Sensitivity, specificity, positive predictive value (PPV), negative predictive value (NPV), and area under the receiver operating characteristic curve (AUC) along with the 95% confidence interval (CI) for AUC for each classifier.
| Classifier | DCE | T2w | Image fusion | Feature fusion | Classifier fusion |
|---|---|---|---|---|---|
| AUC [95% CI] | 0.85 [0.82, 0.88] | 0.78 [0.75, 0.81] | 0.85 [0.82, 0.88] | 0.87 [0.84, 0.89] | 0.86 [0.83, 0.88] |
| Sensitivity (%) | 75.9 | 69.8 | 76.5 | 77.9 | 77.6 |
| Specificity (%) | 76.5 | 72.7 | 77.1 | 78.5 | 77.1 |
| PPV (%) | 89.7 | 87.3 | 90.0 | 90.7 | 90.1 |
| NPV (%) | 54.2 | 47.3 | 55.0 | 56.9 | 56.2 |
Sensitivity and specificity presented are for the optimal operating point determined using a metric for cut-off value that minimizes m = (1 − sensitivity) + (1 − specificity).
Performance comparison for the five classifiers.
| Classifier | DCE MIP | T2w center slice |
|---|---|---|
| Image fusion | 95% CI ∆AUC = [− 0.01, 0.02] | 95% CI ∆AUC = [0.05, 0.09] |
| Feature fusion | 95% CI ∆AUC = [0.01, 0.03] | 95% CI ∆AUC = [0.06, 0.11] |
| Classifier fusion | 95% CI ∆AUC = [− 0.00, 0.02] | 95% CI ∆AUC = [0.06, 0.09] |
The classifier names are shown in the first row (single-parametric) and first column (multiparametric). P-value and 95% confidence interval (CI) of the difference in area under the receiver operating characteristic curves (AUCs) for each comparison are presented in the table, where each multiparametric classifier was compared with each single-parametric classifier using the DeLong test. P-values were corrected for multiple comparisons using Bonferroni–Holm corrections. Asterisks denote significance (P < 0.05) after accounting for multiple comparisons.

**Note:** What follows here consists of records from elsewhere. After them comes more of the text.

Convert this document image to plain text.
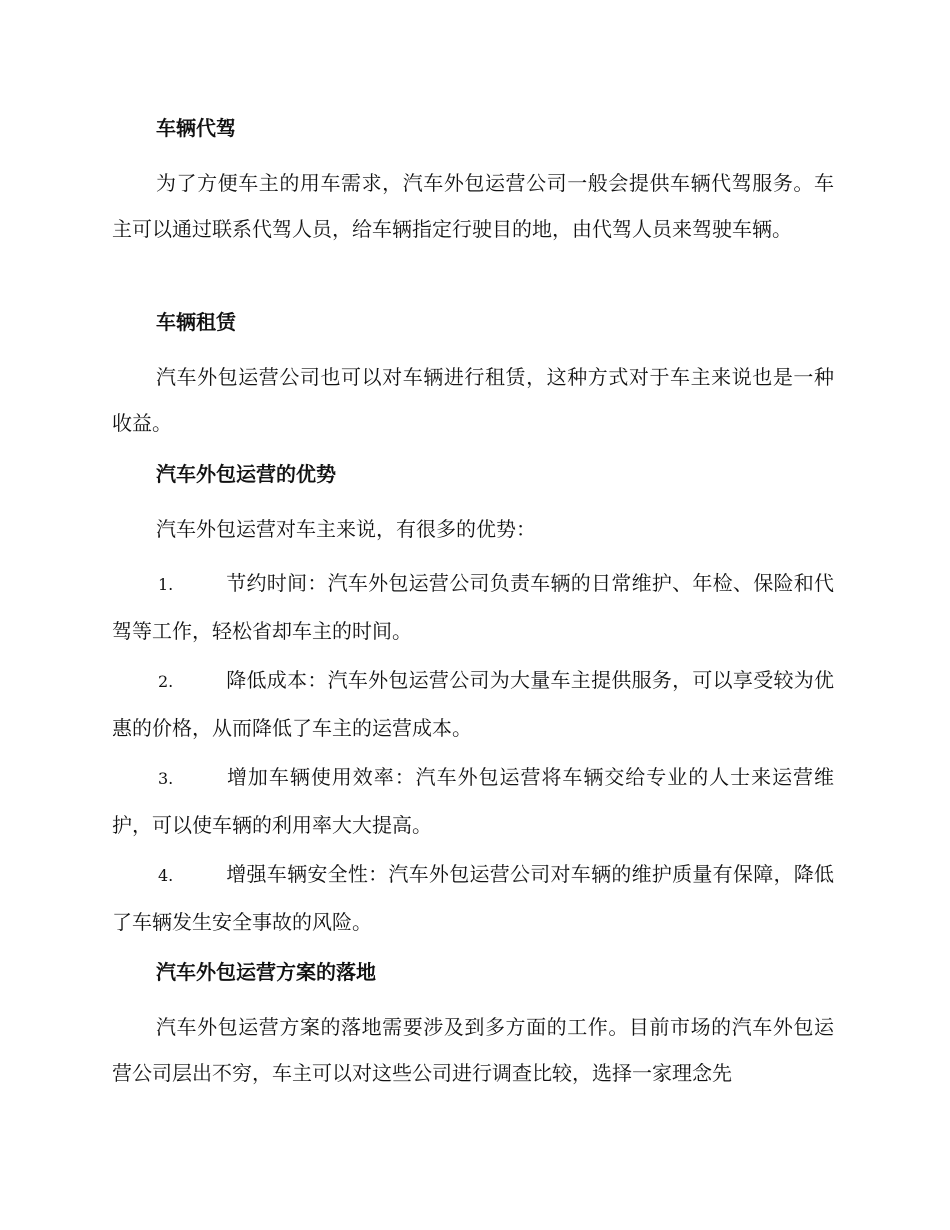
车辆代驾

为了方便车主的用车需求，汽车外包运营公司一般会提供车辆代驾服务。车主可以通过联系代驾人员，给车辆指定行驶目的地，由代驾人员来驾驶车辆。

车辆租赁

汽车外包运营公司也可以对车辆进行租赁，这种方式对于车主来说也是一种收益。

汽车外包运营的优势

汽车外包运营对车主来说，有很多的优势：

1.	节约时间：汽车外包运营公司负责车辆的日常维护、年检、保险和代驾等工作，轻松省却车主的时间。

2.	降低成本：汽车外包运营公司为大量车主提供服务，可以享受较为优惠的价格，从而降低了车主的运营成本。

3.	增加车辆使用效率：汽车外包运营将车辆交给专业的人士来运营维护，可以使车辆的利用率大大提高。

4.	增强车辆安全性：汽车外包运营公司对车辆的维护质量有保障，降低了车辆发生安全事故的风险。

汽车外包运营方案的落地

汽车外包运营方案的落地需要涉及到多方面的工作。目前市场的汽车外包运营公司层出不穷，车主可以对这些公司进行调查比较，选择一家理念先
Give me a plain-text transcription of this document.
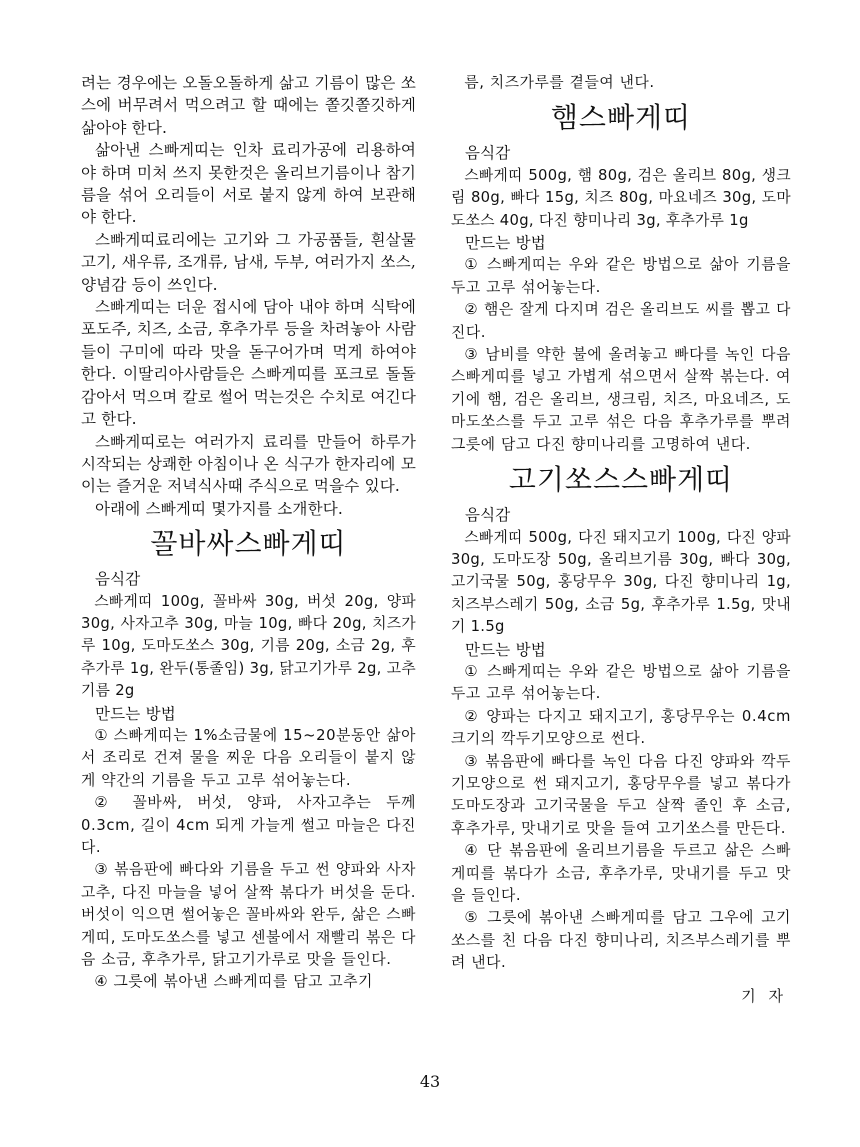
려는 경우에는 오돌오돌하게 삶고 기름이 많은 쏘스에 버무려서 먹으려고 할 때에는 쫄깃쫄깃하게 삶아야 한다.

삶아낸 스빠게띠는 인차 료리가공에 리용하여야 하며 미처 쓰지 못한것은 올리브기름이나 참기름을 섞어 오리들이 서로 붙지 않게 하여 보관해야 한다.

스빠게띠료리에는 고기와 그 가공품들, 흰살물고기, 새우류, 조개류, 남새, 두부, 여러가지 쏘스, 양념감 등이 쓰인다.

스빠게띠는 더운 접시에 담아 내야 하며 식탁에 포도주, 치즈, 소금, 후추가루 등을 차려놓아 사람들이 구미에 따라 맛을 돋구어가며 먹게 하여야 한다. 이딸리아사람들은 스빠게띠를 포크로 돌돌 감아서 먹으며 칼로 썰어 먹는것은 수치로 여긴다고 한다.

스빠게띠로는 여러가지 료리를 만들어 하루가 시작되는 상쾌한 아침이나 온 식구가 한자리에 모이는 즐거운 저녁식사때 주식으로 먹을수 있다.

아래에 스빠게띠 몇가지를 소개한다.

꼴바싸스빠게띠

음식감

스빠게띠 100g, 꼴바싸 30g, 버섯 20g, 양파 30g, 사자고추 30g, 마늘 10g, 빠다 20g, 치즈가루 10g, 도마도쏘스 30g, 기름 20g, 소금 2g, 후추가루 1g, 완두(통졸임) 3g, 닭고기가루 2g, 고추기름 2g

만드는 방법

① 스빠게띠는 1%소금물에 15~20분동안 삶아서 조리로 건져 물을 찌운 다음 오리들이 붙지 않게 약간의 기름을 두고 고루 섞어놓는다.

② 꼴바싸, 버섯, 양파, 사자고추는 두께 0.3cm, 길이 4cm 되게 가늘게 썰고 마늘은 다진다.

③ 볶음판에 빠다와 기름을 두고 썬 양파와 사자고추, 다진 마늘을 넣어 살짝 볶다가 버섯을 둔다. 버섯이 익으면 썰어놓은 꼴바싸와 완두, 삶은 스빠게띠, 도마도쏘스를 넣고 센불에서 재빨리 볶은 다음 소금, 후추가루, 닭고기가루로 맛을 들인다.

④ 그릇에 볶아낸 스빠게띠를 담고 고추기

름, 치즈가루를 곁들여 낸다.

햄스빠게띠

음식감

스빠게띠 500g, 햄 80g, 검은 올리브 80g, 생크림 80g, 빠다 15g, 치즈 80g, 마요네즈 30g, 도마도쏘스 40g, 다진 향미나리 3g, 후추가루 1g

만드는 방법

① 스빠게띠는 우와 같은 방법으로 삶아 기름을 두고 고루 섞어놓는다.

② 햄은 잘게 다지며 검은 올리브도 씨를 뽑고 다진다.

③ 남비를 약한 불에 올려놓고 빠다를 녹인 다음 스빠게띠를 넣고 가볍게 섞으면서 살짝 볶는다. 여기에 햄, 검은 올리브, 생크림, 치즈, 마요네즈, 도마도쏘스를 두고 고루 섞은 다음 후추가루를 뿌려 그릇에 담고 다진 향미나리를 고명하여 낸다.

고기쏘스스빠게띠

음식감

스빠게띠 500g, 다진 돼지고기 100g, 다진 양파 30g, 도마도장 50g, 올리브기름 30g, 빠다 30g, 고기국물 50g, 홍당무우 30g, 다진 향미나리 1g, 치즈부스레기 50g, 소금 5g, 후추가루 1.5g, 맛내기 1.5g

만드는 방법

① 스빠게띠는 우와 같은 방법으로 삶아 기름을 두고 고루 섞어놓는다.

② 양파는 다지고 돼지고기, 홍당무우는 0.4cm크기의 깍두기모양으로 썬다.

③ 볶음판에 빠다를 녹인 다음 다진 양파와 깍두기모양으로 썬 돼지고기, 홍당무우를 넣고 볶다가 도마도장과 고기국물을 두고 살짝 졸인 후 소금, 후추가루, 맛내기로 맛을 들여 고기쏘스를 만든다.

④ 단 볶음판에 올리브기름을 두르고 삶은 스빠게띠를 볶다가 소금, 후추가루, 맛내기를 두고 맛을 들인다.

⑤ 그릇에 볶아낸 스빠게띠를 담고 그우에 고기쏘스를 친 다음 다진 향미나리, 치즈부스레기를 뿌려 낸다.

기 자
43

Figure 5A diagonal classifier agreement plot between the T2-weighted (T2w) and dynamic contrast-enhanced (DCE) single-sequence classifiers. The x-axis and y-axis denote the probability of malignancy (PM) scores predicted by the DCE classifier and the T2w classifier, respectively. Each point represents a lesion for which predictions were made. Points along or near the diagonal from bottom left to top right indicate high classifier agreement; points far from the diagonal indicate low agreement. Examples of lesions on which the two classifiers were in extreme agreement/disagreement are also included.
Figure 6Bland–Altman plot illustrating classifier agreement between the dynamic contrast-enhanced (DCE) maximum intensity projection and T2-weighted (T2w)-based single-sequence classifiers. The y-axis shows the difference between the support vector machine output scores (predicted posterior probabilities of malignancy) of the two classifiers; the x-axis shows the mean of two classifiers’ outputs, which is also the probability of malignancy scores calculated in the classifier fusion method.